Already indications are that the event, much like the last edition in 2016, will not be short of drama and intrigue.
Hogging the limelight for the second consecutive occasion is our own Phillip Chiyangwa, the former Zifa president and politician and currently Cosafa supremo.
Chiyangwa is not contesting but has staked his interest by declaring himself campaign manager for South African business magnate Patrice Motsepe who is vying for the Caf presidency.
Motsepe, quite clearly the front-runner in the polls, had appeared to face formidable opponents in the form of perennial contestant Jacques Anouma of Ivory Coast before Anouma pulled out.
Jacques Anouma of the Ivory Coast pulled out of the race,throwing his weight behind South African billionaire Patrice Motsepe.
“After several reflections and consultations, I decided to give up my candidacy for the election to the presidency of CAF,” Anouma told an Ivorian TV programme on Friday.
Anouma, and fellow candidates Senegal’s Augustin Senghor and Ahmed Yahya of Mauritania penned an agreement in Mauritania to give up their bids in exchange for the post of advisor and two vice-presidencies respectively.
Motsepe will succeed Ahmad Ahmad who has been banned for five years over governance issues.
Chiyangwa pitched for Ahmad in the last plebiscite in 2016 and was widely credited with the ensuing result that saw the Madagascan obtain a split vote to oust veteran administrator Issa Hayatou following the latter’s 27 years at the helm.
What was to follow though had largely been unfathomed. Chiyangwa’s minion went on to reduce the revered Caf presidency office in Cairo to something not much different from a brothel while turning the continental body into his personal money-lending organ.
Of course it did not end well for Ahmad in these heady days of increased global scrutiny in the affairs of multi-national sports organisations.
The former Madagascar government minister infamously earned himself a suspension by the international football federation Fifa and a couple of nights in a dingy French police cell.
He can hardly pass for the ideal football chaperone that Africa had hoped for when its football bosses summoned the guts to dismiss Hayatou in spite of the great strides the game took under his watch since 1988 when the Cameroonian assumed power.
With Ahmad having been a virtual lightweight among the Who’s Who of African football prior to his elevation, the buck inevitably pickets at Chiyangwa’s door as it was the Zimbabwean land tycoon who played the catalyst’s role to spring an unknown quantity into public office.
During Ahmad’s outgoing reign African football has not improved. There were no more Olympic medals as what had begun to transpire under Hayatou’s administration, with Nigeria and Cameroon once bagging gold.
No more podium victories were recorded at world youth championships where Ghana had triumphed during Hayatou’s period and no African team was able to reach the quarter-finals of the Fifa World Cup, a painful reversal of the gains recorded under Hayatou.
Zimbabwe, the country of Chiyangwa, Ahmad’s benefactor, benefitted nothing from Ahmad instead losing almost everything.

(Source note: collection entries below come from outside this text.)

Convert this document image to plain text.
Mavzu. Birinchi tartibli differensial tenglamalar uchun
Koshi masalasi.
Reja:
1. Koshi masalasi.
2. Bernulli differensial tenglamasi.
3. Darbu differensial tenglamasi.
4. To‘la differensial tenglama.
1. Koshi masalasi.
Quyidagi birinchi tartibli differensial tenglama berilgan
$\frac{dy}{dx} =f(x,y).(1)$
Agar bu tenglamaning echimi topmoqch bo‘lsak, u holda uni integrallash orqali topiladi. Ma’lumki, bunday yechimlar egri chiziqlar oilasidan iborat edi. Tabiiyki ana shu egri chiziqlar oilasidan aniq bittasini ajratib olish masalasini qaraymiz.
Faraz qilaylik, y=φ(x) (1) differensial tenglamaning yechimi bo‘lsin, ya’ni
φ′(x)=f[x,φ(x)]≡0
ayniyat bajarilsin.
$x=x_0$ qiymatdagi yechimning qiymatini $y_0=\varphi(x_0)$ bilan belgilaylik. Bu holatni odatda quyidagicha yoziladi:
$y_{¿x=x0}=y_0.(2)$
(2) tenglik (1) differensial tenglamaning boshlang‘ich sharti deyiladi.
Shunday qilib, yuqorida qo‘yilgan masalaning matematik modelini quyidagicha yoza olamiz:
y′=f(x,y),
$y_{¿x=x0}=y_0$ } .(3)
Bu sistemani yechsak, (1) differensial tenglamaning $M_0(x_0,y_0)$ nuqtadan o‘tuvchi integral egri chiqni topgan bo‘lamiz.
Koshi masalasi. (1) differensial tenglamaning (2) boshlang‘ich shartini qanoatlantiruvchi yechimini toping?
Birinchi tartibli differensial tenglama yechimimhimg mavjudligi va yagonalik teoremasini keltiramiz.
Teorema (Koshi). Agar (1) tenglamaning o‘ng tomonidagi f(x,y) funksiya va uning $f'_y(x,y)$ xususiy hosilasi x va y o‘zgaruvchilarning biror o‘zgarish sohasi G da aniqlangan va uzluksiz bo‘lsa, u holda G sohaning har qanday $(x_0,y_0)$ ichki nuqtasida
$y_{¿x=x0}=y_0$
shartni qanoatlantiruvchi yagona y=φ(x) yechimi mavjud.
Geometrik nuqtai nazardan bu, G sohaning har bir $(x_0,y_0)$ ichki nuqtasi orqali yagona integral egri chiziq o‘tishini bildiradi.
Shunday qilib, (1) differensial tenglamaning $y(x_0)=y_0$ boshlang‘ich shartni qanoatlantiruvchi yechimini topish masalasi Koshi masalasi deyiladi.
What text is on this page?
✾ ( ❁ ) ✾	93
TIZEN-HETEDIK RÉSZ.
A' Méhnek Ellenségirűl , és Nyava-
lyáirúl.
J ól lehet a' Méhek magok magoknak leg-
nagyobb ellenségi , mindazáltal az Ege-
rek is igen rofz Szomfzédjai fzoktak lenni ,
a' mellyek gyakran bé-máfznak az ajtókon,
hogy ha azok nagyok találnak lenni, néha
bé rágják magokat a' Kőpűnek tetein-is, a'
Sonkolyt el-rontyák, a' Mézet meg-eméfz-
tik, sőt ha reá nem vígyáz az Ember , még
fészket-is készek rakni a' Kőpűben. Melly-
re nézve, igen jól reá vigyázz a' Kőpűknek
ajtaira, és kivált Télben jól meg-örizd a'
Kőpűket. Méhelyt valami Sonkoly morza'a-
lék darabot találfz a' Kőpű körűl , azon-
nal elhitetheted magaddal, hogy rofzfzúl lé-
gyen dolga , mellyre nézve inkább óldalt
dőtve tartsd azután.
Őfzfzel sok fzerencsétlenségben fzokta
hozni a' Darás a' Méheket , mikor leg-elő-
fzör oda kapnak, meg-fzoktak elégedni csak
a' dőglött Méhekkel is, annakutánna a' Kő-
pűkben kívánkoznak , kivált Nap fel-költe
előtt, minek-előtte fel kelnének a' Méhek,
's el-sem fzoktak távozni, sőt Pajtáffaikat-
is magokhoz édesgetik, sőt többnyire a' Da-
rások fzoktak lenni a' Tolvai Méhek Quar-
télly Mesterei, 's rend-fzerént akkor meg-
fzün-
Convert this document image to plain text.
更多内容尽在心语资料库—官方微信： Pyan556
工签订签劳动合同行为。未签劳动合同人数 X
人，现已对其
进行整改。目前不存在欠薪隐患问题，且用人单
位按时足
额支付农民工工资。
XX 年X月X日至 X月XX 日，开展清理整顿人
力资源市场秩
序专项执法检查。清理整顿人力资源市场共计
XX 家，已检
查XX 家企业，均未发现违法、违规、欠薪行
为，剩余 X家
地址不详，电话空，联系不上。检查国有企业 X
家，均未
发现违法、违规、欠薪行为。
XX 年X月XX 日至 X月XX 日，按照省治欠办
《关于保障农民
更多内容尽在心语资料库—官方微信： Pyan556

All the local football stadia were banned from hosting international games with African Champions League representatives FC Platinum forced to use alternative venues only after bitter appeals.
Ahmad at one time even threatened to fixture a Warriors home game outside the country.
With all these sordid memories fresh on the mind, it is mind-boggling to find Chiyangwa resurfacing at the head of another campaign brandishing another candidate.
The motor-mouth businessman has not offered any apology for taking the whole continent down the garden path five years ago when he cajoled our football leaders to vote for an inept official.
Here he is again running errands for Motsepe without bothering to explain what went wrong with his previously favoured Ahmad whom he never shied from boasting that he had single-handedly catapulted to power.